No se sale indemne de la Cueva de Montesinos. Uno
quisiera, al regresar de la sima, acomodar los ojos a la cegadora luz del
exterior, recuperar la lucidez y no decir tonterías. Pero es imposible. Una
suerte de atolondramiento se instala en nuestra conciencia y nos impide
articular cuatro palabras coherentes. Durante los primeros minutos tras la
salida, guardamos un mutismo cómplice con nuestra recién inoculada locura. No
debemos contar lo que hemos visto, si no queremos que los cuerdos con los que
nos reencontramos afuera nos miren con compasiva prevención y desconfianza.

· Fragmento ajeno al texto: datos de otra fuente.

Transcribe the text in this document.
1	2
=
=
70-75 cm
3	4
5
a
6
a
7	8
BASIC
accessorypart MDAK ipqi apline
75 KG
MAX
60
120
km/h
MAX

Y sí: la oferta turística del folleto decía que la
visita duraba una hora. Pero ¿quién duda que estuvimos allí abajo mucho más
tiempo? ¿Días quizás? Y sí: los cuerdos te dicen que aquella figura impresa en
la roca la ha formado caprichosamente el carbonato cálcico. Pero ¿quién duda
que aquel era el mismísimo Montesinos con sus blancas y luengas barbas? Y sí:
los sensatos repiten que aquella oquedad es el resultado azaroso de años de
erosión y humedad. ¿Cómo no son capaces de ver que allí se halla el sepulcro de
Durandarte y, tendido sobre él, Durandarte mismo con el pecho abierto? Aquí y
allá desfilan algunas sombras por la caverna. Otros turistas, dicen los
juiciosos. Pero ya sabemos que es la cohorte de la bella Belerma, que
transporta el corazón ajado del caballero. Y aquellas otras que pasan de largo
sin mirarnos son, sin duda, Dulcinea y su séquito encantado de labradoras.

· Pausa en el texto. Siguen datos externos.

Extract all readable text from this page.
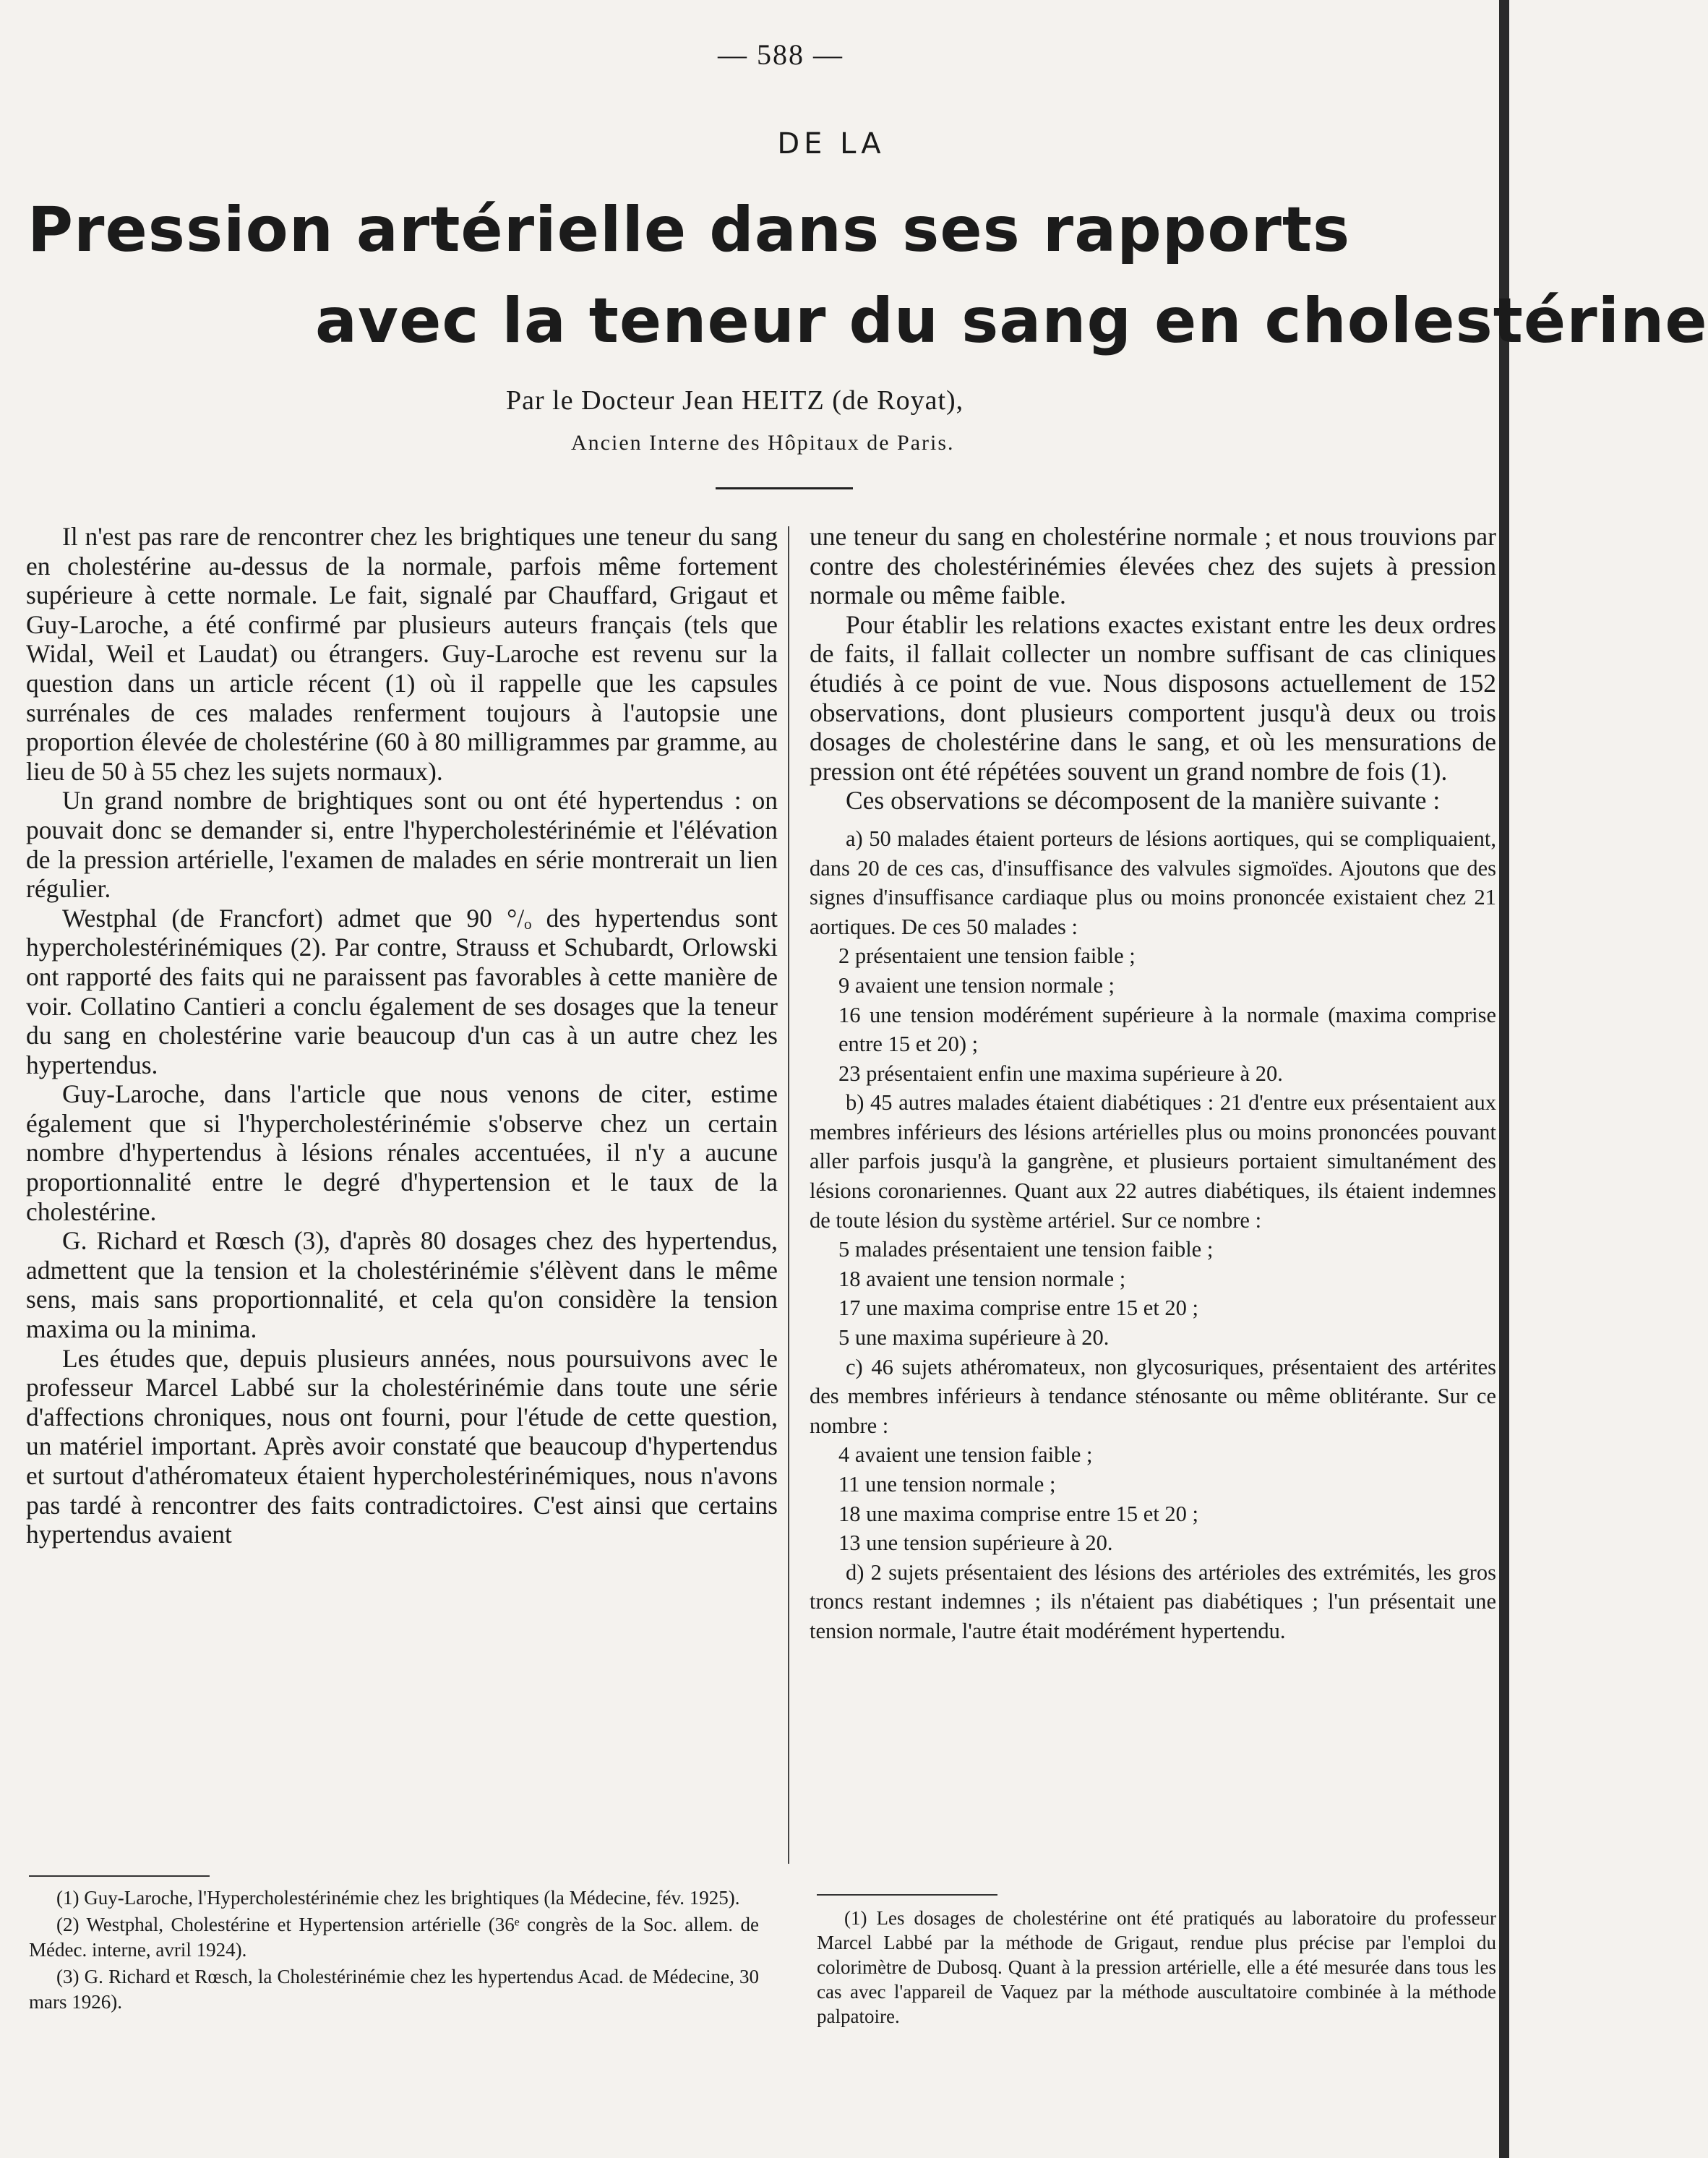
— 588 —
DE LA
Pression artérielle dans ses rapports
avec la teneur du sang en cholestérine
Par le Docteur Jean HEITZ (de Royat),
Ancien Interne des Hôpitaux de Paris.

Il n'est pas rare de rencontrer chez les brightiques une teneur du sang en cholestérine au-dessus de la normale, parfois même fortement supérieure à cette normale. Le fait, signalé par Chauffard, Grigaut et Guy-Laroche, a été confirmé par plusieurs auteurs français (tels que Widal, Weil et Laudat) ou étrangers. Guy-Laroche est revenu sur la question dans un article récent (1) où il rappelle que les capsules surrénales de ces malades renferment toujours à l'autopsie une proportion élevée de cholestérine (60 à 80 milligrammes par gramme, au lieu de 50 à 55 chez les sujets normaux).

Un grand nombre de brightiques sont ou ont été hypertendus : on pouvait donc se demander si, entre l'hypercholestérinémie et l'élévation de la pression artérielle, l'examen de malades en série montrerait un lien régulier.

Westphal (de Francfort) admet que 90 °/ₒ des hypertendus sont hypercholestérinémiques (2). Par contre, Strauss et Schubardt, Orlowski ont rapporté des faits qui ne paraissent pas favorables à cette manière de voir. Collatino Cantieri a conclu également de ses dosages que la teneur du sang en cholestérine varie beaucoup d'un cas à un autre chez les hypertendus.

Guy-Laroche, dans l'article que nous venons de citer, estime également que si l'hypercholestérinémie s'observe chez un certain nombre d'hypertendus à lésions rénales accentuées, il n'y a aucune proportionnalité entre le degré d'hypertension et le taux de la cholestérine.

G. Richard et Rœsch (3), d'après 80 dosages chez des hypertendus, admettent que la tension et la cholestérinémie s'élèvent dans le même sens, mais sans proportionnalité, et cela qu'on considère la tension maxima ou la minima.

Les études que, depuis plusieurs années, nous poursuivons avec le professeur Marcel Labbé sur la cholestérinémie dans toute une série d'affections chroniques, nous ont fourni, pour l'étude de cette question, un matériel important. Après avoir constaté que beaucoup d'hypertendus et surtout d'athéromateux étaient hypercholestérinémiques, nous n'avons pas tardé à rencontrer des faits contradictoires. C'est ainsi que certains hypertendus avaient

une teneur du sang en cholestérine normale ; et nous trouvions par contre des cholestérinémies élevées chez des sujets à pression normale ou même faible.

Pour établir les relations exactes existant entre les deux ordres de faits, il fallait collecter un nombre suffisant de cas cliniques étudiés à ce point de vue. Nous disposons actuellement de 152 observations, dont plusieurs comportent jusqu'à deux ou trois dosages de cholestérine dans le sang, et où les mensurations de pression ont été répétées souvent un grand nombre de fois (1).

Ces observations se décomposent de la manière suivante :

a) 50 malades étaient porteurs de lésions aortiques, qui se compliquaient, dans 20 de ces cas, d'insuffisance des valvules sigmoïdes. Ajoutons que des signes d'insuffisance cardiaque plus ou moins prononcée existaient chez 21 aortiques. De ces 50 malades :

2 présentaient une tension faible ;
9 avaient une tension normale ;
16 une tension modérément supérieure à la normale (maxima comprise entre 15 et 20) ;
23 présentaient enfin une maxima supérieure à 20.

b) 45 autres malades étaient diabétiques : 21 d'entre eux présentaient aux membres inférieurs des lésions artérielles plus ou moins prononcées pouvant aller parfois jusqu'à la gangrène, et plusieurs portaient simultanément des lésions coronariennes. Quant aux 22 autres diabétiques, ils étaient indemnes de toute lésion du système artériel. Sur ce nombre :

5 malades présentaient une tension faible ;
18 avaient une tension normale ;
17 une maxima comprise entre 15 et 20 ;
5 une maxima supérieure à 20.

c) 46 sujets athéromateux, non glycosuriques, présentaient des artérites des membres inférieurs à tendance sténosante ou même oblitérante. Sur ce nombre :

4 avaient une tension faible ;
11 une tension normale ;
18 une maxima comprise entre 15 et 20 ;
13 une tension supérieure à 20.

d) 2 sujets présentaient des lésions des artérioles des extrémités, les gros troncs restant indemnes ; ils n'étaient pas diabétiques ; l'un présentait une tension normale, l'autre était modérément hypertendu.

(1) Guy-Laroche, l'Hypercholestérinémie chez les brightiques (la Médecine, fév. 1925).

(2) Westphal, Cholestérine et Hypertension artérielle (36ᵉ congrès de la Soc. allem. de Médec. interne, avril 1924).

(3) G. Richard et Rœsch, la Cholestérinémie chez les hypertendus Acad. de Médecine, 30 mars 1926).

(1) Les dosages de cholestérine ont été pratiqués au laboratoire du professeur Marcel Labbé par la méthode de Grigaut, rendue plus précise par l'emploi du colorimètre de Dubosq. Quant à la pression artérielle, elle a été mesurée dans tous les cas avec l'appareil de Vaquez par la méthode auscultatoire combinée à la méthode palpatoire.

Si Miguel de Cervantes bajó a esta sima para
refrescarse del sol implacable de Castilla y a beber el agua de sus acuíferos,
dándose una tregua en su ingrata tarea de recaudador de impuestos, es seguro
que en la cueva se encontró con Merlín y que con él cerró algún tipo de pacto.
Libróse así del encantamiento a que había sometido a todos aquellos espíritus
del Romancero. Quizás el pago que Cervantes tuvo que abonar al pérfido mago fue
verse abocado al fracaso literario a cambio de la libertad. Pero hay
contrahechizos más poderosos que cualquier sortilegio. Y Cervantes empezó a
romper el maleficio en otra cueva. Encerrado en la prisión de la casa de
Medrano, en Argamasilla de Alba, se conjuró, pluma en ristre, contra las artes
de Merlín. Y volvió a la cueva de Montesinos encarnado en Don Quijote, que
había de sobrevivirle, y puso en su boca todo lo que en la cueva había visto.
Sancho no creyó una palabra de su señor, aunque eso no le impidió ofrecer luego
su sarta de mentiras a lomos de Clavileño. Don Quijote, entonces, se tomó
cumplida revancha y respondió a su escudero: “Sancho, pues vos queréis que se
os crea lo que habéis visto en el cielo, yo quiero que vos me creáis a mí lo
que vi en la cueva de Montesinos. Y no os digo más”.
Y doy fe. Todo lo que el valeroso caballero andante
don Quijote de la Mancha dijo haber visto en la Cueva de Montesinos es
rigurosamente cierto. Los cuerdos me tomarán por persona de plomos fundidos y
no me creerán un ardite. Pero ¿qué valor tiene el aval de un cuerdo? Juro por
mi honor que vi todo lo que nuestro héroe contó punto por punto. Y juro que
mientras allí estuve, a cien brazas de profundidad, todo aquello me pareció más cierto y real que
el sueño de la existencia que andamos. Querido Don Quijote, yo sí te creo.
Porque en ello me va la vida.
A Jose, Mª
Carmen, Fabio, Claudia, Mª José y Bea, que bajaron conmigo a la Cueva de
Montesinos y pueden dar fe de que no soy hombre loco.
¡Grande, Píramo! Y, por cierto, en este episodio del QUIJOTE Jorge Edwards ve el nacimiento del "realismo mágico".